Imagine all the people who have walked on that road in the last 2,000 years.

An Arkies Musings

Louis la Vache said...

"The Pines of Rome" is certainly appropriate accompaniment to this, Dina! Great post! We look forward to more!

Eleonora said...

I loved coming on this walk with you, mines and all. It was like time travel, despite the fact I tread Roman basolato nearly every day!

Thank you for explaining so beautifully these gorgeous places and for illuminating us on Roman engineering. The photos reveal your passionate eye.

Ciao Dina and again thanks,
Eleonora

Vaggelis said...

thank you very much for your kind words. i really appreciated.

Susie of Arabia said...

This is an awesome post, Dina! You always show us the most interesting things!
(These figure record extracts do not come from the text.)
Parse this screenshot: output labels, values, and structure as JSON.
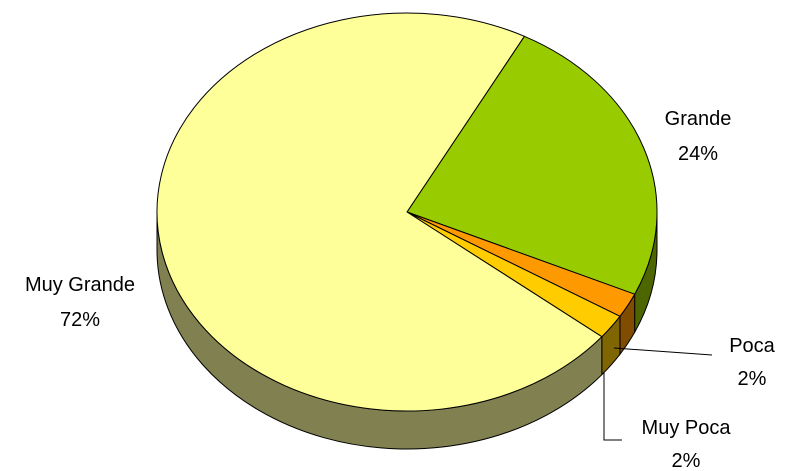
{
  "chart_data": {
    "type": "pie",
    "style": "3d",
    "categories": [
      "Grande",
      "Poca",
      "Muy Poca",
      "Muy Grande"
    ],
    "values": [
      24,
      2,
      2,
      72
    ],
    "labels": [
      {
        "name": "Grande",
        "percent": "24%"
      },
      {
        "name": "Poca",
        "percent": "2%"
      },
      {
        "name": "Muy Poca",
        "percent": "2%"
      },
      {
        "name": "Muy Grande",
        "percent": "72%"
      }
    ],
    "colors": {
      "Grande": "#99cc00",
      "Poca": "#ff9900",
      "Muy Poca": "#ffcc00",
      "Muy Grande": "#ffff99"
    },
    "side_colors": {
      "Grande": "#4d6600",
      "Poca": "#804c00",
      "Muy Poca": "#806600",
      "Muy Grande": "#808050"
    },
    "legend": "none"
  }
}
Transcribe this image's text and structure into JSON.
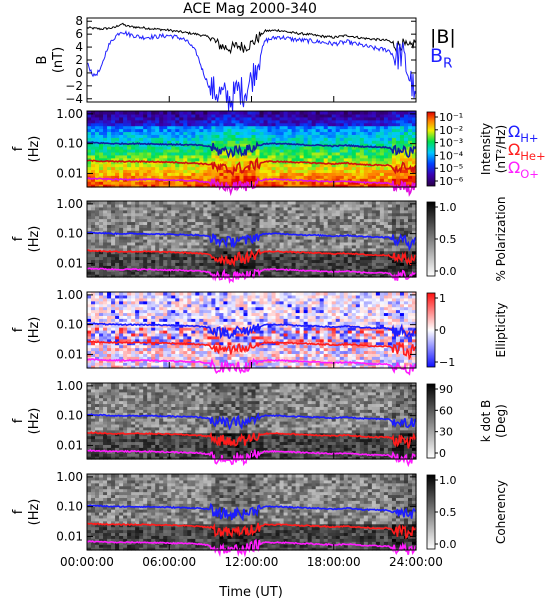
{
  "chart_data": {
    "type": "multi-panel-spectrogram",
    "title": "ACE Mag 2000-340",
    "xlabel": "Time (UT)",
    "x_ticks": [
      "00:00:00",
      "06:00:00",
      "12:00:00",
      "18:00:00",
      "24:00:00"
    ],
    "xlim_hours": [
      0,
      24
    ],
    "freq_ticks": [
      "1.00",
      "0.10",
      "0.01"
    ],
    "freq_ylabel": [
      "f",
      "(Hz)"
    ],
    "gyro_labels": {
      "h": {
        "base": "Ω",
        "sub": "H+",
        "color": "#2020ff"
      },
      "he": {
        "base": "Ω",
        "sub": "He+",
        "color": "#ff2020"
      },
      "o": {
        "base": "Ω",
        "sub": "O+",
        "color": "#ff20ff"
      }
    },
    "field_panel": {
      "ylabel": [
        "B",
        "(nT)"
      ],
      "ylim": [
        -4.5,
        8.5
      ],
      "y_ticks": [
        8,
        6,
        4,
        2,
        0,
        -2,
        -4
      ],
      "legend": [
        {
          "text": "|B|",
          "color": "#000000"
        },
        {
          "base": "B",
          "sub": "R",
          "color": "#2020ff"
        }
      ],
      "series": [
        {
          "name": "|B|",
          "color": "#000000",
          "x": [
            0,
            1,
            2,
            2.5,
            3,
            4,
            5,
            6,
            7,
            8,
            9,
            9.5,
            10,
            10.5,
            11,
            11.5,
            12,
            12.5,
            13,
            14,
            15,
            16,
            17,
            18,
            19,
            20,
            21,
            22,
            22.5,
            23,
            23.5,
            24
          ],
          "y": [
            7.0,
            6.8,
            7.0,
            7.6,
            7.2,
            7.0,
            6.8,
            6.6,
            6.3,
            6.0,
            5.5,
            4.5,
            4.0,
            3.8,
            4.2,
            4.0,
            4.5,
            5.5,
            6.5,
            6.6,
            6.2,
            6.0,
            5.7,
            5.5,
            5.8,
            5.4,
            5.2,
            5.0,
            4.2,
            4.5,
            3.8,
            5.0
          ]
        },
        {
          "name": "BR",
          "color": "#2020ff",
          "x": [
            0,
            0.5,
            1,
            1.5,
            2,
            2.5,
            3,
            4,
            5,
            6,
            7,
            7.5,
            8,
            8.5,
            9,
            9.5,
            10,
            10.5,
            11,
            11.5,
            12,
            12.5,
            13,
            14,
            15,
            16,
            17,
            18,
            19,
            20,
            21,
            22,
            22.5,
            23,
            23.5,
            24
          ],
          "y": [
            1.5,
            -0.5,
            0.5,
            4.0,
            5.5,
            6.5,
            6.0,
            5.5,
            5.6,
            5.8,
            5.3,
            4.5,
            3.0,
            0.0,
            -2.5,
            -3.0,
            -3.5,
            -4.2,
            -2.5,
            -3.0,
            -1.0,
            2.0,
            5.0,
            5.6,
            5.2,
            5.0,
            4.8,
            4.5,
            4.8,
            4.3,
            3.8,
            3.5,
            2.5,
            3.0,
            -0.5,
            -3.5
          ]
        }
      ]
    },
    "gyro_lines": {
      "x": [
        0,
        2,
        4,
        6,
        8,
        9,
        9.5,
        10,
        10.5,
        11,
        11.5,
        12,
        12.5,
        13,
        14,
        15,
        16,
        17,
        18,
        19,
        20,
        21,
        22,
        22.5,
        23,
        23.5,
        24
      ],
      "H+": [
        0.11,
        0.1,
        0.1,
        0.095,
        0.09,
        0.08,
        0.055,
        0.06,
        0.05,
        0.065,
        0.055,
        0.07,
        0.085,
        0.1,
        0.1,
        0.095,
        0.09,
        0.088,
        0.083,
        0.088,
        0.08,
        0.078,
        0.075,
        0.055,
        0.066,
        0.045,
        0.076
      ],
      "He+": [
        0.027,
        0.025,
        0.025,
        0.024,
        0.022,
        0.02,
        0.014,
        0.015,
        0.012,
        0.016,
        0.014,
        0.018,
        0.021,
        0.025,
        0.025,
        0.024,
        0.023,
        0.022,
        0.021,
        0.022,
        0.02,
        0.019,
        0.019,
        0.014,
        0.016,
        0.011,
        0.019
      ],
      "O+": [
        0.0068,
        0.0063,
        0.0063,
        0.006,
        0.0056,
        0.005,
        0.0035,
        0.0038,
        0.003,
        0.004,
        0.0035,
        0.0045,
        0.0053,
        0.0063,
        0.0063,
        0.006,
        0.0057,
        0.0055,
        0.0052,
        0.0055,
        0.005,
        0.0048,
        0.0047,
        0.0034,
        0.004,
        0.0028,
        0.0048
      ]
    },
    "spectral_panels": [
      {
        "key": "intensity",
        "cbar_label": [
          "Intensity",
          "(nT²/Hz)"
        ],
        "cbar_ticks": [
          "10⁻¹",
          "10⁻²",
          "10⁻³",
          "10⁻⁴",
          "10⁻⁵",
          "10⁻⁶"
        ],
        "colormap": "rainbow",
        "gyro_style": "dark",
        "show_gyro_labels": true
      },
      {
        "key": "polarization",
        "cbar_label": [
          "% Polarization"
        ],
        "cbar_ticks": [
          "1.0",
          "0.5",
          "0.0"
        ],
        "colormap": "gray",
        "gyro_style": "bright",
        "show_gyro_labels": false
      },
      {
        "key": "ellipticity",
        "cbar_label": [
          "Ellipticity"
        ],
        "cbar_ticks": [
          "1",
          "0",
          "−1"
        ],
        "colormap": "diverging",
        "gyro_style": "bright",
        "show_gyro_labels": false
      },
      {
        "key": "kdotb",
        "cbar_label": [
          "k dot B",
          "(Deg)"
        ],
        "cbar_ticks": [
          "90",
          "60",
          "30",
          "0"
        ],
        "colormap": "gray",
        "gyro_style": "bright",
        "show_gyro_labels": false
      },
      {
        "key": "coherency",
        "cbar_label": [
          "Coherency"
        ],
        "cbar_ticks": [
          "1.0",
          "0.5",
          "0.0"
        ],
        "colormap": "gray",
        "gyro_style": "bright",
        "show_gyro_labels": false
      }
    ]
  }
}
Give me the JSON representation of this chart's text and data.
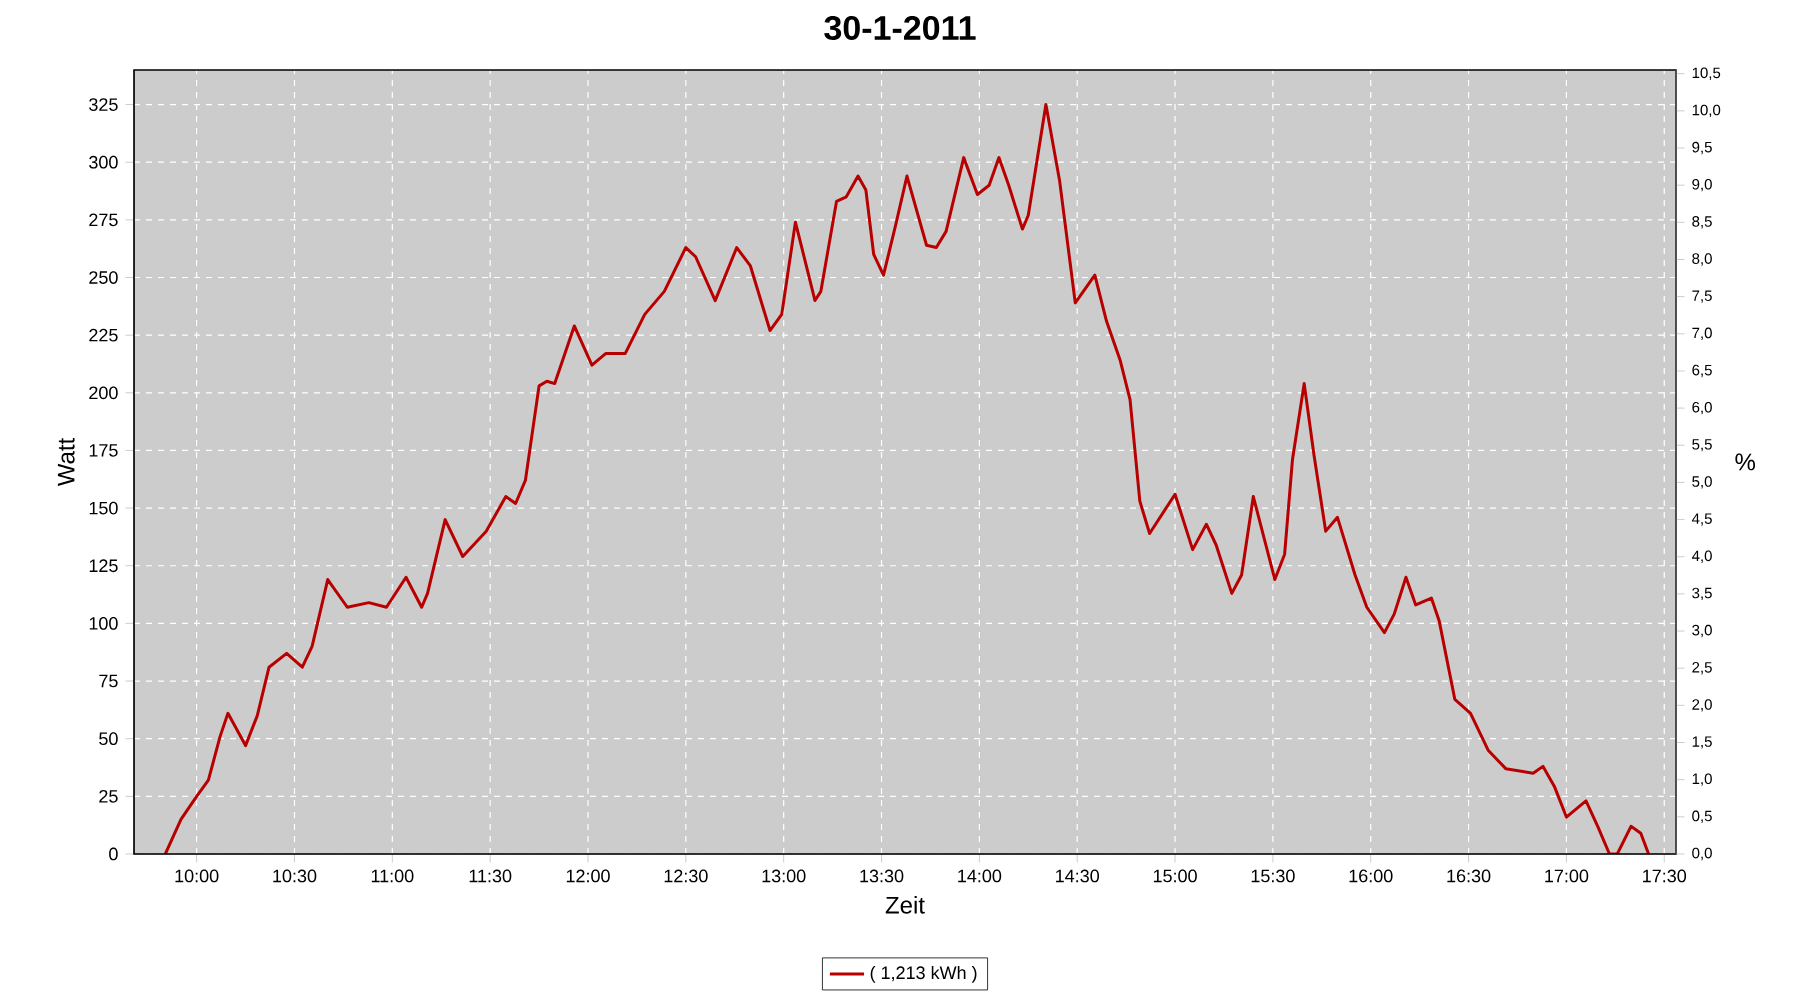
{
  "chart_data": {
    "type": "line",
    "title": "30-1-2011",
    "xlabel": "Zeit",
    "ylabel": "Watt",
    "y2label": "%",
    "x": [
      9.84,
      9.92,
      10.0,
      10.06,
      10.12,
      10.16,
      10.25,
      10.31,
      10.37,
      10.46,
      10.54,
      10.59,
      10.67,
      10.77,
      10.88,
      10.97,
      11.07,
      11.15,
      11.18,
      11.27,
      11.36,
      11.48,
      11.58,
      11.63,
      11.68,
      11.75,
      11.79,
      11.83,
      11.93,
      12.02,
      12.09,
      12.15,
      12.19,
      12.29,
      12.39,
      12.5,
      12.55,
      12.65,
      12.76,
      12.83,
      12.93,
      12.99,
      13.06,
      13.16,
      13.19,
      13.27,
      13.32,
      13.38,
      13.42,
      13.46,
      13.51,
      13.57,
      13.63,
      13.73,
      13.78,
      13.83,
      13.92,
      13.99,
      14.05,
      14.1,
      14.15,
      14.22,
      14.25,
      14.34,
      14.41,
      14.49,
      14.59,
      14.65,
      14.72,
      14.77,
      14.82,
      14.87,
      15.0,
      15.09,
      15.16,
      15.21,
      15.29,
      15.34,
      15.4,
      15.51,
      15.56,
      15.6,
      15.66,
      15.71,
      15.77,
      15.83,
      15.92,
      15.98,
      16.07,
      16.12,
      16.18,
      16.23,
      16.31,
      16.35,
      16.43,
      16.51,
      16.6,
      16.69,
      16.83,
      16.88,
      16.94,
      17.0,
      17.1,
      17.16,
      17.22,
      17.26,
      17.33,
      17.38,
      17.42
    ],
    "series": [
      {
        "name": "( 1,213 kWh )",
        "color": "#b80000",
        "values": [
          0,
          15,
          25,
          32,
          51,
          61,
          47,
          60,
          81,
          87,
          81,
          90,
          119,
          107,
          109,
          107,
          120,
          107,
          113,
          145,
          129,
          140,
          155,
          152,
          162,
          203,
          205,
          204,
          229,
          212,
          217,
          217,
          217,
          234,
          244,
          263,
          259,
          240,
          263,
          255,
          227,
          234,
          274,
          240,
          244,
          283,
          285,
          294,
          288,
          260,
          251,
          272,
          294,
          264,
          263,
          270,
          302,
          286,
          290,
          302,
          290,
          271,
          277,
          325,
          292,
          239,
          251,
          231,
          214,
          197,
          153,
          139,
          156,
          132,
          143,
          134,
          113,
          121,
          155,
          119,
          130,
          171,
          204,
          173,
          140,
          146,
          121,
          107,
          96,
          104,
          120,
          108,
          111,
          101,
          67,
          61,
          45,
          37,
          35,
          38,
          29,
          16,
          23,
          12,
          0,
          0,
          12,
          9,
          0
        ]
      }
    ],
    "xlim": [
      9.68,
      17.56
    ],
    "ylim": [
      0,
      340
    ],
    "y2lim": [
      0,
      10.55
    ],
    "xticks": [
      {
        "value": 10,
        "label": "10:00"
      },
      {
        "value": 10.5,
        "label": "10:30"
      },
      {
        "value": 11,
        "label": "11:00"
      },
      {
        "value": 11.5,
        "label": "11:30"
      },
      {
        "value": 12,
        "label": "12:00"
      },
      {
        "value": 12.5,
        "label": "12:30"
      },
      {
        "value": 13,
        "label": "13:00"
      },
      {
        "value": 13.5,
        "label": "13:30"
      },
      {
        "value": 14,
        "label": "14:00"
      },
      {
        "value": 14.5,
        "label": "14:30"
      },
      {
        "value": 15,
        "label": "15:00"
      },
      {
        "value": 15.5,
        "label": "15:30"
      },
      {
        "value": 16,
        "label": "16:00"
      },
      {
        "value": 16.5,
        "label": "16:30"
      },
      {
        "value": 17,
        "label": "17:00"
      },
      {
        "value": 17.5,
        "label": "17:30"
      }
    ],
    "yticks": [
      0,
      25,
      50,
      75,
      100,
      125,
      150,
      175,
      200,
      225,
      250,
      275,
      300,
      325
    ],
    "y2ticks": [
      {
        "value": 0,
        "label": "0,0"
      },
      {
        "value": 0.5,
        "label": "0,5"
      },
      {
        "value": 1,
        "label": "1,0"
      },
      {
        "value": 1.5,
        "label": "1,5"
      },
      {
        "value": 2,
        "label": "2,0"
      },
      {
        "value": 2.5,
        "label": "2,5"
      },
      {
        "value": 3,
        "label": "3,0"
      },
      {
        "value": 3.5,
        "label": "3,5"
      },
      {
        "value": 4,
        "label": "4,0"
      },
      {
        "value": 4.5,
        "label": "4,5"
      },
      {
        "value": 5,
        "label": "5,0"
      },
      {
        "value": 5.5,
        "label": "5,5"
      },
      {
        "value": 6,
        "label": "6,0"
      },
      {
        "value": 6.5,
        "label": "6,5"
      },
      {
        "value": 7,
        "label": "7,0"
      },
      {
        "value": 7.5,
        "label": "7,5"
      },
      {
        "value": 8,
        "label": "8,0"
      },
      {
        "value": 8.5,
        "label": "8,5"
      },
      {
        "value": 9,
        "label": "9,0"
      },
      {
        "value": 9.5,
        "label": "9,5"
      },
      {
        "value": 10,
        "label": "10,0"
      },
      {
        "value": 10.5,
        "label": "10,5"
      }
    ],
    "grid": true,
    "legend": "bottom",
    "marker": "none",
    "line_style": "solid"
  }
}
The detailed carvings in the stone are wonderful.

VP said...

I'm a bit overloaded with Roman relics but I am still glad to see these beautifully carved stones.

eileeninmd said...

What an awesome historical place to visit, great photos. And thank you for the tour.

Rob and Mandy said...

Awesome place! Never been there, but it reminds me a lot of Beit She'an.

spacedlaw said...

The road looks in better shape than in those we can see in Rome or in Ostia Antica! Their state is amazing after all these centuries.

Hilda said...

I'm having a tough time visiting blogs recently, between monitoring election results and my cousin from Chicago visiting, so I've only caught up with your new archeology posts now.

When you mentioned that the paved road was 2000 years old, my hair stood on end again. And the aqueduct is just absolutely amazing!

Out walking the dog said...

Fascinating. Such layers of history.

Mary Ann said...

Beautiful images.

Petrea said...

A magnificent trip through time, Dina. I would have had tears in my eyes, too.

JM said...

All these details are just fantastic!

Pasadena Adjacent said...

I sometimes go back and forth with your blog. I didn't read this entry yesterday. Now I'm excited. This is the Golan Heights. Minefields and politics keep development at bay. If I ever get to Israel this will be part of the journey. Love the details in the path. journeymen marks Fabulous!